OpenAI says it’s “impossible” to create useful AI models without copyrighted material

sculd@beehaw.org · 10 months ago

OpenAI says it’s “impossible” to create useful AI models without copyrighted material

bedrooms@kbin.social · edit-2 10 months ago

Alas, AI critics jumped onto the conclusion this one time. Read this:

Further, OpenAI writes that limiting training data to public domain books and drawings “created more than a century ago” would not provide AI systems that “meet the needs of today’s citizens.”

It’s a plain fact. It does not say we have to train AI without paying.

To give you a context, virtually everything on the web is copyrighted, from reddit comments to blog articles to open source software. Even open data usually come with copyright notice. Open research articles also.

If misled politicians write a law banning the use of copyrighted materials, that’ll kill all AI developments in the democratic countries. What will happen is that AI development will be led by dictatorships, and that’s absolutely a disaster even for the critics. Think about it. Do we really want Xi, Putin, Netanyahu and Bin Salman to control all the next-gen AIs powering their cyber warfare while the West has to fight them with Siri and Alexa?

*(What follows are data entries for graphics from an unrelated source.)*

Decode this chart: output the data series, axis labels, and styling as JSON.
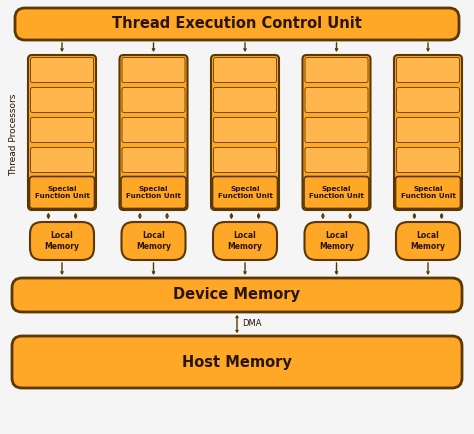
{
  "bg_color": "#f5f5f5",
  "box_fill": "#FFA726",
  "box_fill_light": "#FFB74D",
  "box_edge": "#7a4a00",
  "box_edge_dark": "#5C3800",
  "text_color": "#2a1500",
  "arrow_color": "#5a3800",
  "title": "Thread Execution Control Unit",
  "device_memory": "Device Memory",
  "host_memory": "Host Memory",
  "special_func": "Special\nFunction Unit",
  "local_memory": "Local\nMemory",
  "thread_processors_label": "Thread Processors",
  "dma_label": "DMA",
  "num_processors": 5,
  "fig_width": 4.74,
  "fig_height": 4.34,
  "dpi": 100
}
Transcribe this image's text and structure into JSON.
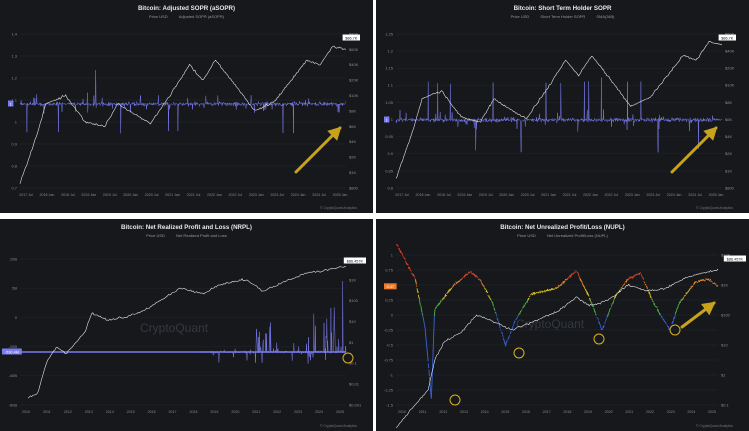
{
  "panels": [
    {
      "id": "p1",
      "title": "Bitcoin: Adjusted SOPR (aSOPR)",
      "legend": [
        "Price USD",
        "Adjusted SOPR (aSOPR)"
      ],
      "credit": "© CryptoQuant Analytics",
      "watermark": "",
      "chart_data": {
        "type": "line",
        "series": [
          {
            "name": "Price USD"
          },
          {
            "name": "Adjusted SOPR (aSOPR)"
          }
        ],
        "x_ticks": [
          "2017 Jul",
          "2018 Jan",
          "2018 Jul",
          "2019 Jan",
          "2019 Jul",
          "2020 Jan",
          "2020 Jul",
          "2021 Jan",
          "2021 Jul",
          "2022 Jan",
          "2022 Jul",
          "2023 Jan",
          "2023 Jul",
          "2024 Jan",
          "2024 Jul",
          "2025 Jan"
        ],
        "y_left_ticks": [
          "1.4",
          "1.3",
          "1.2",
          "1.1",
          "1",
          "0.9",
          "0.8",
          "0.7"
        ],
        "y_right_ticks": [
          "$80K",
          "$60K",
          "$40K",
          "$20K",
          "$10K",
          "$8K",
          "$6K",
          "$4K",
          "$2K",
          "$1K",
          "$800"
        ],
        "current_left": "1",
        "current_right": "$86.7K",
        "arrow": "up-right"
      }
    },
    {
      "id": "p2",
      "title": "Bitcoin: Short Term Holder SOPR",
      "legend": [
        "Price USD",
        "Short Term Holder SOPR",
        "SMA(365)"
      ],
      "credit": "© CryptoQuant Analytics",
      "watermark": "",
      "chart_data": {
        "type": "line",
        "series": [
          {
            "name": "Price USD"
          },
          {
            "name": "Short Term Holder SOPR"
          },
          {
            "name": "SMA(365)"
          }
        ],
        "x_ticks": [
          "2017 Jul",
          "2018 Jan",
          "2018 Jul",
          "2019 Jan",
          "2019 Jul",
          "2020 Jan",
          "2020 Jul",
          "2021 Jan",
          "2021 Jul",
          "2022 Jan",
          "2022 Jul",
          "2023 Jan",
          "2023 Jul",
          "2024 Jan",
          "2024 Jul",
          "2025 Jan"
        ],
        "y_left_ticks": [
          "1.25",
          "1.2",
          "1.15",
          "1.1",
          "1.05",
          "1",
          "0.95",
          "0.9",
          "0.85",
          "0.8"
        ],
        "y_right_ticks": [
          "$60K",
          "$40K",
          "$20K",
          "$10K",
          "$8K",
          "$6K",
          "$4K",
          "$2K",
          "$1K",
          "$800"
        ],
        "current_left": "1",
        "current_right": "$86.7K",
        "arrow": "up-right"
      }
    },
    {
      "id": "p3",
      "title": "Bitcoin: Net Realized Profit and Loss (NRPL)",
      "legend": [
        "Price USD",
        "Net Realized Profit and Loss"
      ],
      "credit": "© CryptoQuant Analytics",
      "watermark": "CryptoQuant",
      "chart_data": {
        "type": "line",
        "series": [
          {
            "name": "Price USD"
          },
          {
            "name": "Net Realized Profit and Loss"
          }
        ],
        "x_ticks": [
          "2010",
          "2011",
          "2012",
          "2013",
          "2014",
          "2015",
          "2016",
          "2017",
          "2018",
          "2019",
          "2020",
          "2021",
          "2022",
          "2023",
          "2024",
          "2025"
        ],
        "y_left_ticks": [
          "10B",
          "5B",
          "0",
          "-20B",
          "-40B",
          "-60B"
        ],
        "y_right_ticks": [
          "$10K",
          "$1K",
          "$100",
          "$10",
          "$1",
          "$0.1",
          "$0.01",
          "$0.001"
        ],
        "current_left": "-530.4M",
        "current_right": "$86.457K",
        "highlight": "circle at latest value"
      }
    },
    {
      "id": "p4",
      "title": "Bitcoin: Net Unrealized Profit/Loss (NUPL)",
      "legend": [
        "Price USD",
        "Net Unrealized Profit/Loss (NUPL)"
      ],
      "credit": "© CryptoQuant Analytics",
      "watermark": "CryptoQuant",
      "chart_data": {
        "type": "line",
        "series": [
          {
            "name": "Price USD"
          },
          {
            "name": "Net Unrealized Profit/Loss (NUPL)"
          }
        ],
        "x_ticks": [
          "2010",
          "2011",
          "2012",
          "2013",
          "2014",
          "2015",
          "2016",
          "2017",
          "2018",
          "2019",
          "2020",
          "2021",
          "2022",
          "2023",
          "2024",
          "2025"
        ],
        "y_left_ticks": [
          "1",
          "0.75",
          "0.5",
          "0.25",
          "0",
          "-0.25",
          "-0.5",
          "-0.75",
          "-1",
          "-1.25",
          "-1.5"
        ],
        "y_right_ticks": [
          "$10K",
          "$1K",
          "$100",
          "$10",
          "$1",
          "$0.1"
        ],
        "current_left": "0.47",
        "current_right": "$86.457K",
        "highlights": [
          "2011 low",
          "2015 low",
          "2019 low",
          "2022 low"
        ],
        "arrow": "up-right"
      }
    }
  ]
}
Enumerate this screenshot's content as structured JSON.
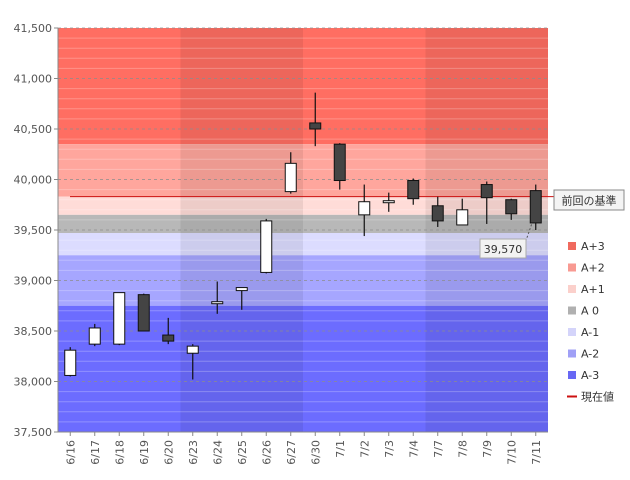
{
  "chart_data": {
    "type": "candlestick",
    "title": "",
    "xlabel": "",
    "ylabel": "",
    "ylim": [
      37500,
      41500
    ],
    "y_ticks": [
      37500,
      38000,
      38500,
      39000,
      39500,
      40000,
      40500,
      41000,
      41500
    ],
    "y_tick_labels": [
      "37,500",
      "38,000",
      "38,500",
      "39,000",
      "39,500",
      "40,000",
      "40,500",
      "41,000",
      "41,500"
    ],
    "categories": [
      "6/16",
      "6/17",
      "6/18",
      "6/19",
      "6/20",
      "6/23",
      "6/24",
      "6/25",
      "6/26",
      "6/27",
      "6/30",
      "7/1",
      "7/2",
      "7/3",
      "7/4",
      "7/7",
      "7/8",
      "7/9",
      "7/10",
      "7/11"
    ],
    "candles": [
      {
        "open": 38060,
        "high": 38340,
        "low": 38050,
        "close": 38310
      },
      {
        "open": 38370,
        "high": 38570,
        "low": 38350,
        "close": 38530
      },
      {
        "open": 38370,
        "high": 38880,
        "low": 38360,
        "close": 38880
      },
      {
        "open": 38860,
        "high": 38870,
        "low": 38500,
        "close": 38500
      },
      {
        "open": 38460,
        "high": 38630,
        "low": 38370,
        "close": 38400
      },
      {
        "open": 38280,
        "high": 38370,
        "low": 38020,
        "close": 38350
      },
      {
        "open": 38780,
        "high": 38990,
        "low": 38670,
        "close": 38790
      },
      {
        "open": 38900,
        "high": 38930,
        "low": 38710,
        "close": 38930
      },
      {
        "open": 39080,
        "high": 39610,
        "low": 39070,
        "close": 39590
      },
      {
        "open": 39880,
        "high": 40270,
        "low": 39860,
        "close": 40160
      },
      {
        "open": 40560,
        "high": 40860,
        "low": 40330,
        "close": 40500
      },
      {
        "open": 40350,
        "high": 40360,
        "low": 39900,
        "close": 39990
      },
      {
        "open": 39650,
        "high": 39950,
        "low": 39440,
        "close": 39780
      },
      {
        "open": 39780,
        "high": 39870,
        "low": 39680,
        "close": 39790
      },
      {
        "open": 39990,
        "high": 40010,
        "low": 39750,
        "close": 39810
      },
      {
        "open": 39740,
        "high": 39830,
        "low": 39530,
        "close": 39590
      },
      {
        "open": 39550,
        "high": 39810,
        "low": 39550,
        "close": 39700
      },
      {
        "open": 39950,
        "high": 39980,
        "low": 39560,
        "close": 39820
      },
      {
        "open": 39800,
        "high": 39810,
        "low": 39600,
        "close": 39660
      },
      {
        "open": 39890,
        "high": 39950,
        "low": 39500,
        "close": 39570
      }
    ],
    "zones": [
      {
        "name": "A+3",
        "from": 40350,
        "to": 41500,
        "color": "#ff6e62"
      },
      {
        "name": "A+2",
        "from": 39830,
        "to": 40350,
        "color": "#ffa69d"
      },
      {
        "name": "A+1",
        "from": 39650,
        "to": 39830,
        "color": "#ffdcd8"
      },
      {
        "name": "A 0",
        "from": 39470,
        "to": 39650,
        "color": "#b8b8b8"
      },
      {
        "name": "A-1",
        "from": 39250,
        "to": 39470,
        "color": "#dcdcff"
      },
      {
        "name": "A-2",
        "from": 38750,
        "to": 39250,
        "color": "#a6a6ff"
      },
      {
        "name": "A-3",
        "from": 37500,
        "to": 38750,
        "color": "#6c6cff"
      }
    ],
    "reference_line": {
      "value": 39830,
      "color": "#cc1111"
    },
    "legend": [
      {
        "label": "A+3",
        "color": "#f06a5e",
        "kind": "square"
      },
      {
        "label": "A+2",
        "color": "#f89a92",
        "kind": "square"
      },
      {
        "label": "A+1",
        "color": "#fbd0cb",
        "kind": "square"
      },
      {
        "label": "A 0",
        "color": "#b0b0b0",
        "kind": "square"
      },
      {
        "label": "A-1",
        "color": "#d4d4fa",
        "kind": "square"
      },
      {
        "label": "A-2",
        "color": "#a0a0f6",
        "kind": "square"
      },
      {
        "label": "A-3",
        "color": "#6868f4",
        "kind": "square"
      },
      {
        "label": "現在値",
        "color": "#cc1111",
        "kind": "line"
      }
    ],
    "legend_position": "right",
    "annotations": {
      "reference_label": "前回の基準",
      "current_value_label": "39,570",
      "current_value": 39570
    },
    "colors": {
      "up_fill": "#ffffff",
      "down_fill": "#444444",
      "candle_outline": "#111111"
    }
  }
}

So, I agree that, at the end of the day, we’d have to ask how much rule-abiding AI companies should pay for copyrighted materials, and that’d be less than the copyright holders would want. (And I think it’s sad.)

However, you can’t equate these particular statements in this article to a declaration of fuck-copyright. Tbh Ars Technica disappointed me this time.

P03 Locke@lemmy.dbzer0.com · 10 months ago

It’s bizarre. People suddenly start voicing pro-copyright arguments just to kill an useful technology, when we should be trying to burn copyright to the fucking ground. Copyright is a tool for the rich and it will remain so until it is dismantled.

AVincentInSpace@pawb.social · edit-2 10 months ago

Life plus 70 years is bullshit.

20 years from release date is not.

No one except corporate bigwigs will say they should be allowed to do so in perpetuity, but artists still need legal protections to make money off of what they create, and Midjourney (making OpenAI boatloads of money off of making automated collages from artwork they obtained not only without compensation but without attribution) is a prime example of why.

AVincentInSpace@pawb.social · 10 months ago

“But you see, we have to let corporations break the law, because if we don’t, a country we might be at war with later will”

krellor@beehaw.org · edit-2 10 months ago

The issue is that fair use is more nuanced than people think, but that the barrier to claiming fair use is higher when you are engaged in commercial activities. I’d more readily accept the fair use arguments from research institutions, companies that train and release their model weights (llama), or some other activity with a clear tie to the public benefit.

OpenAI isn’t doing this work for the public benefit, regardless of the language of altruism they wrap it in. They, and Microsoft, and hoovering up others data to build a for profit product and make money. That’s really what it boils down to for me. And I’m fine with them making money. But pay the people whose data you’re using.

Now, in the US there is no case law on this yet and it will take years to settle. But personally, philosophically, I don’t see how Microsoft taking NYT articles and turning them into a paid product is any different than Microsoft taking an open source projects that doesn’t allow commercial use and sneaking it into a project.

bedrooms@kbin.social · 10 months ago

Well, regarding text online, most is there fir the visitors to read fir free. So, if we end up treating these AI training like human reading text one could argue they don’t have to pay.

Reddit doesn’t pay their users, anyway.

But personally, philosophically, I don’t see how Microsoft taking NYT articles and turning them into a paid product is any different than Microsoft taking an open source projects that doesn’t allow commercial use and sneaking it into a project.

Agreed. That said, NYT actually intentionally allows Google and Bing servers to parse their news articles in order to put their articles top in the search results. In that regard they might like certain form of processing by LLMs.

krellor@beehaw.org · 10 months ago

I thought about the indexing situation in contrast to the user paywall. Without thinking too much about any legal argument, it would seem that NYT having a paywall for visitors is them enforcing their right to the content signaling that it isn’t free for all use, while them allowing search indexers access is allowing the content to visible but not free on the market.

It reminds me of the Canadian claim that Google should pay Canadian publishers for the right to index, which I tend to disagree with. I don’t think Google or Bing should owe NYT money for indexing, but I don’t think allowing indexing confers the right for commercial use beyond indexing. I highly suspect OpenAI spoofed search indexers while crawling content specifically to bypass paywall and the like.

I think part of what the courts will have to weigh for the fair use arguments is the extent to which NYT it’s harmed by the use, the extent to which the content is transformed, and the public interest between the two.

I find it interesting that OpenAI or Microsoft already pay AP for use of their content because it is used to ensure accurate answers are given to users. I struggle to see how the situation is different with NYT in OpenAI opinion, other than perhaps on price.

It will be interesting to see what shakes out in the courts. I’m also interested in the proposed EU rules which recognize fair use for research and education, but less so for commercial use.

Thanks for the reply! Have a great day!